In closing, I would like to recall the tripartite justification of minority protection specified at the outset
of this article, and the tension between the equality-based and identity-based justifications of minority
protection. It should be noted that by explaining the right to identity as a need for original recognition,
the tension between the justifications has disappeared. Consequently, in the case of the politics of
societal differentiation, the three traditional justifications of minority rights are complementary: for if
minorities are able to nurture their original recognition, they will be able to take part in society on equal
footing, without being or becoming identical to the majority.
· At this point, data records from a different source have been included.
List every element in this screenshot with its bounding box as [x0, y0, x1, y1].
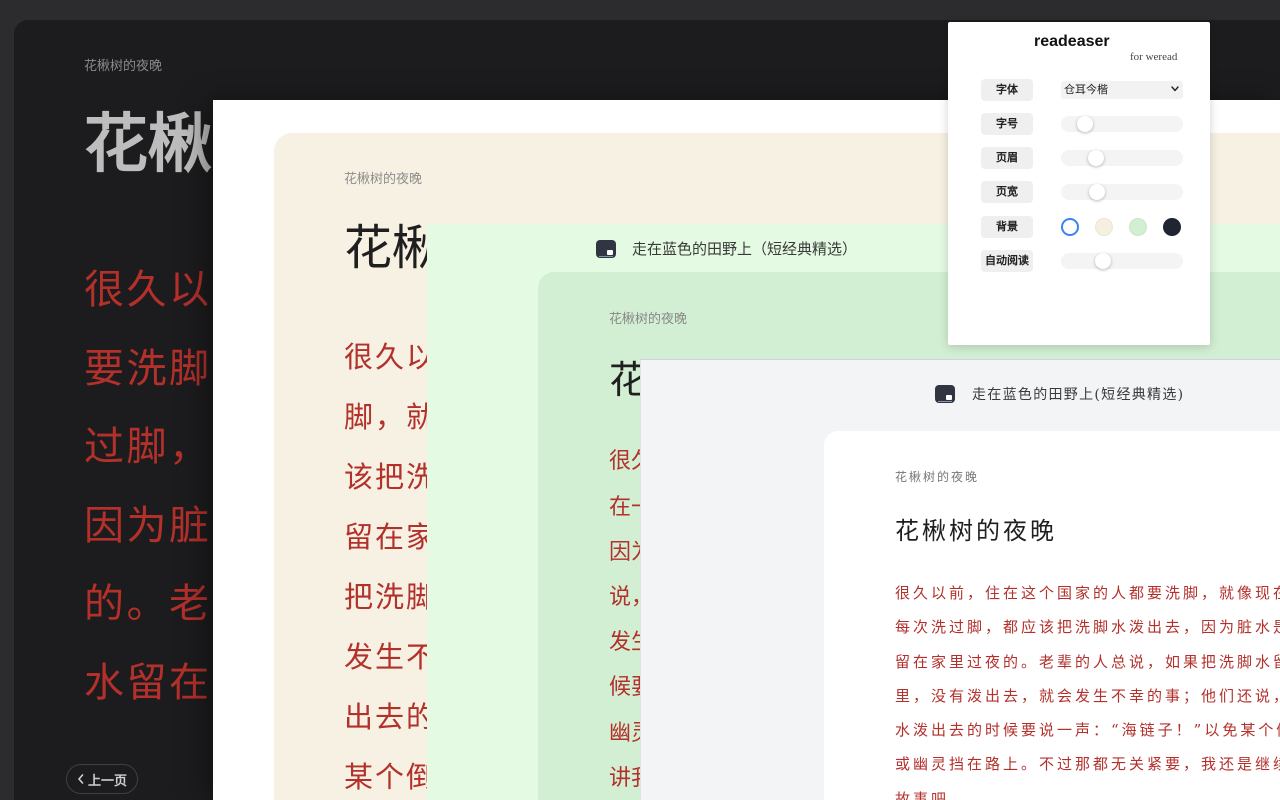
setting-label: 页眉 [981, 147, 1033, 169]
text-line: 过脚， [84, 424, 212, 471]
header-slider[interactable] [1061, 150, 1183, 166]
text-line: 某个倒 [344, 760, 438, 794]
prev-page-button[interactable]: 上一页 [66, 764, 138, 794]
slider-thumb[interactable] [1088, 184, 1105, 200]
chevron-down-icon [1171, 86, 1179, 92]
text-line: 水留在 [84, 659, 212, 706]
text-line: 每次洗过脚，都应该把洗脚水泼出去，因为脏水是绝 [895, 618, 1280, 637]
text-line: 留在家 [344, 520, 438, 554]
text-line: 或幽灵挡在路上。不过那都无关紧要，我还是继续讲 [895, 755, 1280, 774]
brand-name: readeaser [1034, 33, 1110, 50]
settings-popup: readeaser for weread 字体 仓耳今楷 字号 页眉 页宽 背景… [948, 22, 1210, 345]
chapter-title: 花楸树的夜晚 [895, 517, 1057, 545]
setting-row-background: 背景 [981, 216, 1183, 238]
setting-row-page-width: 页宽 [981, 181, 1183, 203]
setting-row-font-size: 字号 [981, 113, 1183, 135]
chevron-left-icon [78, 774, 84, 784]
text-line: 留在家里过夜的。老辈的人总说，如果把洗脚水留 [895, 652, 1280, 671]
text-line: 很久以 [84, 267, 212, 313]
prev-page-label: 上一页 [87, 773, 127, 789]
chapter-label: 花楸树的夜晚 [84, 59, 163, 74]
background-swatch[interactable] [1163, 218, 1181, 236]
chapter-title: 花楸 [344, 220, 441, 276]
setting-label: 背景 [981, 216, 1033, 238]
light-theme-reader: 走在蓝色的田野上(短经典精选) 花楸树的夜晚 花楸树的夜晚 很久以前，住在这个国… [640, 359, 1280, 800]
text-line: 的。老 [84, 581, 212, 628]
font-select[interactable]: 仓耳今楷 [1061, 81, 1183, 99]
book-icon [935, 385, 955, 403]
text-line: 把洗脚 [344, 580, 438, 614]
setting-row-auto-read: 自动阅读 [981, 250, 1183, 272]
setting-row-font: 字体 仓耳今楷 [981, 79, 1183, 101]
text-line: 脚，就 [344, 400, 438, 434]
text-line: 很久以前，住在这个国家的人都要洗脚，就像现在 [895, 584, 1280, 602]
text-line: 水泼出去的时候要说一声：“海链子！”以免某个倒 [895, 721, 1280, 740]
book-icon [596, 240, 616, 258]
text-line: 该把洗 [344, 460, 438, 494]
brand-tagline: for weread [1130, 51, 1178, 63]
text-line: 里，没有泼出去，就会发生不幸的事；他们还说，把 [895, 686, 1280, 705]
background-swatch[interactable] [1061, 218, 1079, 236]
text-line: 很久以 [344, 340, 438, 374]
setting-label: 页宽 [981, 181, 1033, 203]
chapter-label: 花楸树的夜晚 [609, 312, 688, 327]
setting-label: 字号 [981, 113, 1033, 135]
text-line: 发生不 [344, 640, 438, 674]
chapter-body: 很久以脚，就该把洗留在家把洗脚发生不出去的某个倒 [344, 327, 437, 800]
book-title: 走在蓝色的田野上(短经典精选) [972, 387, 1185, 403]
setting-label: 字体 [981, 79, 1033, 101]
book-title: 走在蓝色的田野上（短经典精选） [632, 240, 858, 258]
reader-page: 花楸树的夜晚 花楸树的夜晚 很久以前，住在这个国家的人都要洗脚，就像现在 每次洗过… [824, 431, 1280, 800]
text-line: 因为脏 [84, 502, 212, 549]
font-size-slider[interactable] [1061, 116, 1183, 132]
slider-thumb[interactable] [1094, 253, 1111, 269]
auto-read-slider[interactable] [1061, 253, 1183, 269]
background-swatch[interactable] [1129, 218, 1147, 236]
chapter-title: 花楸 [84, 108, 212, 182]
background-swatch[interactable] [1095, 218, 1113, 236]
text-line: 要洗脚 [84, 345, 212, 392]
slider-thumb[interactable] [1076, 116, 1093, 132]
chapter-label: 花楸树的夜晚 [344, 172, 423, 187]
page-width-slider[interactable] [1061, 184, 1183, 200]
chapter-label: 花楸树的夜晚 [895, 470, 980, 484]
chapter-body: 很久以要洗脚过脚， 因为脏的。老水留在 [84, 251, 212, 723]
setting-label: 自动阅读 [981, 250, 1033, 272]
text-line: 故事吧…… [895, 789, 986, 800]
chapter-body: 很久以前，住在这个国家的人都要洗脚，就像现在 每次洗过脚，都应该把洗脚水泼出去，因… [895, 576, 1280, 800]
setting-row-header: 页眉 [981, 147, 1183, 169]
text-line: 出去的 [344, 700, 438, 734]
slider-thumb[interactable] [1087, 150, 1104, 166]
background-swatches [1061, 218, 1181, 236]
font-select-value: 仓耳今楷 [1064, 83, 1108, 96]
Taking part in society on equal footing
will ensure that, supported by a secure cultural structure, the minority feels that it has a voice that is
heard outside the bounds of its own community, thus minimizing dissatisfaction and increasing the
stability of society as a whole.

12 In order to forestall criticism, I must emphasize at this point that a politics of societal
differentiation must always be undertaken in consent with the wishes of the minority if this isnt
so, such a politics will be no better than the erstwhile apartheid regime of South-Africa.